ClemencyBM, ThompsonJJ, LindstromHA, GurienS, JaisonBA, Grates-SciarrinoAA. Frequency of Manuscript Publication Following Presentation of EMS Abstracts at National Meetings. Prehosp Disaster Med. 2014;29(3):1-5.
High-dose intravenous nitroglycerin is a common in-hospital treatment for respiratory distress due to congestive heart failure (CHF) with hypertension. Intravenous (IV) nitroglycerin administration is impractical in the prehospital setting. In 2011, a new regional Emergency Medical Services (EMS) protocol was introduced allowing advanced providers to treat CHF with high-dose oral nitroglycerin.

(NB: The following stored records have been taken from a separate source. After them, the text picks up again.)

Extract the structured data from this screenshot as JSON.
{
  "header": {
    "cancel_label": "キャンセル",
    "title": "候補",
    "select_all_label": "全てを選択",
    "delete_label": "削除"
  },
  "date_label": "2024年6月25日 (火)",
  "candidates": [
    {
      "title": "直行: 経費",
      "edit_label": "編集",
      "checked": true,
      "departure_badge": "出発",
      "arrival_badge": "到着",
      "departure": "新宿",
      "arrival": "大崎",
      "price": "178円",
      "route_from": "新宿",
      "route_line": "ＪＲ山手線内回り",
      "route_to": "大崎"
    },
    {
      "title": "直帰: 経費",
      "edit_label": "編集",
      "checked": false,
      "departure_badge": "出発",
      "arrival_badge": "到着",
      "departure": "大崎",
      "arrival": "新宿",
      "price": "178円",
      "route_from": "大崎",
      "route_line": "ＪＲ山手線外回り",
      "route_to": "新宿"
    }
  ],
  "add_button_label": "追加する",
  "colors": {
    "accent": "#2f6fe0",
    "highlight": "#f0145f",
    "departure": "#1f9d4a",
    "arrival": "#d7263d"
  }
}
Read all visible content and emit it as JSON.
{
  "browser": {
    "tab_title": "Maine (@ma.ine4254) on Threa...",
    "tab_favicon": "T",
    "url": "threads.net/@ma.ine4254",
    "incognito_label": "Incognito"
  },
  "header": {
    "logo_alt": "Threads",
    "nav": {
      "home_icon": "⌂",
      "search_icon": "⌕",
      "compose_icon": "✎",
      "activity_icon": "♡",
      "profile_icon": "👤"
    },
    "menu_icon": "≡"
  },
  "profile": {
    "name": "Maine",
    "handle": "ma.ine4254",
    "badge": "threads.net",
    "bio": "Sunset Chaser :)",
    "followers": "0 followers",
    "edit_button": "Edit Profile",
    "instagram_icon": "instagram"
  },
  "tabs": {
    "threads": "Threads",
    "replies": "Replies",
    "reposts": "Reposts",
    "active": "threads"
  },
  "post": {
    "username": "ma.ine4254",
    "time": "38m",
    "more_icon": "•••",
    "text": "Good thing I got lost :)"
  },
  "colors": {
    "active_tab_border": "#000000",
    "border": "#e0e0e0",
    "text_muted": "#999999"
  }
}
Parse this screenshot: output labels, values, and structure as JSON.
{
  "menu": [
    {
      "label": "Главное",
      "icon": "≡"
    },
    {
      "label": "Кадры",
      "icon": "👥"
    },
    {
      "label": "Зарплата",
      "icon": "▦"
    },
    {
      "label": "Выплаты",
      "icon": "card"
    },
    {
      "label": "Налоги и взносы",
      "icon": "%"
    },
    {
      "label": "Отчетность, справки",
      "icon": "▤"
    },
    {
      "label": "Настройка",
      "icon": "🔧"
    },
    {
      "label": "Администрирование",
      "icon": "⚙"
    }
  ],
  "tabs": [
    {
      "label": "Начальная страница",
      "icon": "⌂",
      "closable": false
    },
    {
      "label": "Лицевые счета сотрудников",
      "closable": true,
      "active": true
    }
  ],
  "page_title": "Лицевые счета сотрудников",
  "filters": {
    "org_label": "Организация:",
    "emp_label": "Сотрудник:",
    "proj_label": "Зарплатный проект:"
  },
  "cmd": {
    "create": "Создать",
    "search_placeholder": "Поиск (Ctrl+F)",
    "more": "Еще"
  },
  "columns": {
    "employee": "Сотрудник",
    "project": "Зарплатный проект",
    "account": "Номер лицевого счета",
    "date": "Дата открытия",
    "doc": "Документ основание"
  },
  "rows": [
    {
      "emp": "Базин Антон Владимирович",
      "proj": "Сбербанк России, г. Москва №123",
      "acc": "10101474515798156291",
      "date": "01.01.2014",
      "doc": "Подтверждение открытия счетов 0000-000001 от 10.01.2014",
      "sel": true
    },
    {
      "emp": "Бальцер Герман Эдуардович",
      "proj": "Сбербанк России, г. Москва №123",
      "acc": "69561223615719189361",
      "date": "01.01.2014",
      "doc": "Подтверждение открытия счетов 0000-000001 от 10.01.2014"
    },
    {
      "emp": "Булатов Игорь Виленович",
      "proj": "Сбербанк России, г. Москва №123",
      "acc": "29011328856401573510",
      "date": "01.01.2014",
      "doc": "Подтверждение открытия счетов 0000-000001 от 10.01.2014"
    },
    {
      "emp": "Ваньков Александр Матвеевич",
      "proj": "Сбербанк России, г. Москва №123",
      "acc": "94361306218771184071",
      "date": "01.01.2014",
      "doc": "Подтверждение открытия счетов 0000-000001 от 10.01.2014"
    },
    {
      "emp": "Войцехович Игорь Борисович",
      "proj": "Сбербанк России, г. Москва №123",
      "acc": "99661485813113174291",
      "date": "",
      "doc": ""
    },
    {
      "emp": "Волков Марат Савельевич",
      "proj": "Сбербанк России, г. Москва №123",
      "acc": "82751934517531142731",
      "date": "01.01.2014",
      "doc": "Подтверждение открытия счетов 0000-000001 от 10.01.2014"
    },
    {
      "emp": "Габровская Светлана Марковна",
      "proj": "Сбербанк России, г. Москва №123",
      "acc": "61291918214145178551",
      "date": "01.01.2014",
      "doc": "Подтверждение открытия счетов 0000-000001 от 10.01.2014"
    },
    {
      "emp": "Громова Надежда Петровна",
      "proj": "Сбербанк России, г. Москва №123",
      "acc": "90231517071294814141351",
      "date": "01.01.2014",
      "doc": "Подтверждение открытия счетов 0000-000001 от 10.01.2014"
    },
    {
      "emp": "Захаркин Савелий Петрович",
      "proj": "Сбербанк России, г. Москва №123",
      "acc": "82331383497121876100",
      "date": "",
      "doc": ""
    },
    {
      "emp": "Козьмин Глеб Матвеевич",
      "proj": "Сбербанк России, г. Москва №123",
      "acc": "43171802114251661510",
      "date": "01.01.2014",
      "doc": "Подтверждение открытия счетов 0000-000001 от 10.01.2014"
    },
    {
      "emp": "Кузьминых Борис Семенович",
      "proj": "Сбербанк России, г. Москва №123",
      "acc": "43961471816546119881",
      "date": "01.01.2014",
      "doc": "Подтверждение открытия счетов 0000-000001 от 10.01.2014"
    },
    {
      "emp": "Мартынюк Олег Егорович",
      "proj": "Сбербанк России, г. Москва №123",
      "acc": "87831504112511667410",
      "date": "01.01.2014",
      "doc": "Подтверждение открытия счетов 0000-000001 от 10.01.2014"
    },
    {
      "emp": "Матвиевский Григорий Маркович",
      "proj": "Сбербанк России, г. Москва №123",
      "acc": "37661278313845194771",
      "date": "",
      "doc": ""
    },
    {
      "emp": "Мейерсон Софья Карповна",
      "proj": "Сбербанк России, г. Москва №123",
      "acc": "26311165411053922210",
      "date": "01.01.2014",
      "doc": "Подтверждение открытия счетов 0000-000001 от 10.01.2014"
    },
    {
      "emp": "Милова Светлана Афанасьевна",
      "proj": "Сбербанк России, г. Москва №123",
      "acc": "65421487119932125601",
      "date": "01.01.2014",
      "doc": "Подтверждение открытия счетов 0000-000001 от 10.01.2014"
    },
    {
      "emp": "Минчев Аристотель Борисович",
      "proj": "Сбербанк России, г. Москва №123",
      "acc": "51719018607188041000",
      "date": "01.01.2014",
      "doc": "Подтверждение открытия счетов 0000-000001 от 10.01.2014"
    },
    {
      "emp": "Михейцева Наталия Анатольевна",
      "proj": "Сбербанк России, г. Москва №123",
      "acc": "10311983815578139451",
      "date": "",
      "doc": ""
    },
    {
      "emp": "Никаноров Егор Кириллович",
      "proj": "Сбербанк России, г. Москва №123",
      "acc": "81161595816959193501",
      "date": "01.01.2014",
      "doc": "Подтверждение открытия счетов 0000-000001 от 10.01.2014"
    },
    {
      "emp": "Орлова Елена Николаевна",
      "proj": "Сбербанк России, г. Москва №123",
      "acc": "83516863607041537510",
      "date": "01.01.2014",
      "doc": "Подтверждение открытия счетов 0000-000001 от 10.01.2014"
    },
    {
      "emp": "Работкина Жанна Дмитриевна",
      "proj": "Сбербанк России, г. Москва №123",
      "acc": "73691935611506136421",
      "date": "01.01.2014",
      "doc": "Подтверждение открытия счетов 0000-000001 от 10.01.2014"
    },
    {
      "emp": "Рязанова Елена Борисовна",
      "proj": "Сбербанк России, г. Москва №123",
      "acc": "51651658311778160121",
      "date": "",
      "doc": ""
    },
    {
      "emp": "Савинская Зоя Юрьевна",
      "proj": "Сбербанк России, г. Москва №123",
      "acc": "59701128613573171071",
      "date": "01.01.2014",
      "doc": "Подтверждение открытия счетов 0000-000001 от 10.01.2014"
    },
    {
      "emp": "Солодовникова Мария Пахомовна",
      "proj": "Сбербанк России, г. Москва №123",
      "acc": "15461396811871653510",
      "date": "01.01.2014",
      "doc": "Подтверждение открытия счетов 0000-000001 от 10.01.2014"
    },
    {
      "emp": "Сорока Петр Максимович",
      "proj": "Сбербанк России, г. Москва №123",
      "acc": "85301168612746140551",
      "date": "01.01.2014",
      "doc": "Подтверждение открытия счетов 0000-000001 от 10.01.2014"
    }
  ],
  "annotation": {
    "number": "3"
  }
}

The protocol calls for patients to be treated with two sublingual tabs (0.8 mg) when systolic blood pressure (SBP) was >160 mm Hg, or three sublingual tabs (1.2 mg) when SBP was >200 mm Hg, every five minutes as needed.
Hypothesis/Problem
To assess the protocol's safety, the incidence of hypotension following prehospital administration of multiple simultaneous nitroglycerin (MSN) tabs by EMS providers was studied.
Methods
This study was a retrospective cohort study of patients from a single commercial EMS agency over a 6-month period. Records from patients with at least one administration of MSN were reviewed. For each administration, the first documented vital signs pre- and post-administration were compared. Administrations were excluded if pre- or post-administration vital signs were missing.
Results
One hundred case-patients had at least one MSN administration by an advanced provider during the study period. Twenty-five case-patients were excluded due to incomplete vital signs. Seventy-five case-patients with 95 individual MSN administrations were included for analysis. There were 65 administrations of two tabs, 29 administrations of three tabs, and one administration of four tabs. The mean change in SBP following MSN was -14.7 mm Hg (SD = 30.7; range, +59 to -132). Three administrations had documented systolic hypotension in the post-administration vital signs (97/71, 78/50 and 66/47). All three patients were over 65 years old, were administered two tabs, had documented improved respiratory status, and had repeat SBP of at least 100. The incidence of hypotension following MSN administration was 3.2%.
Discussion
High-dose oral nitroglycerin administration is a practical alternative to IV nitroglycerin in the prehospital setting when administered by advanced providers. The prehospital protocol for high dose oral nitroglycerin was demonstrated to be safe in the cohort of patients studied. Limitations of the study include the relatively small sample size and the inability to identify hypotension that may have occurred following the cessation of data collection in the field.
Conclusion
Hypotension was rare and self-limited in prehospital patients receiving MSN.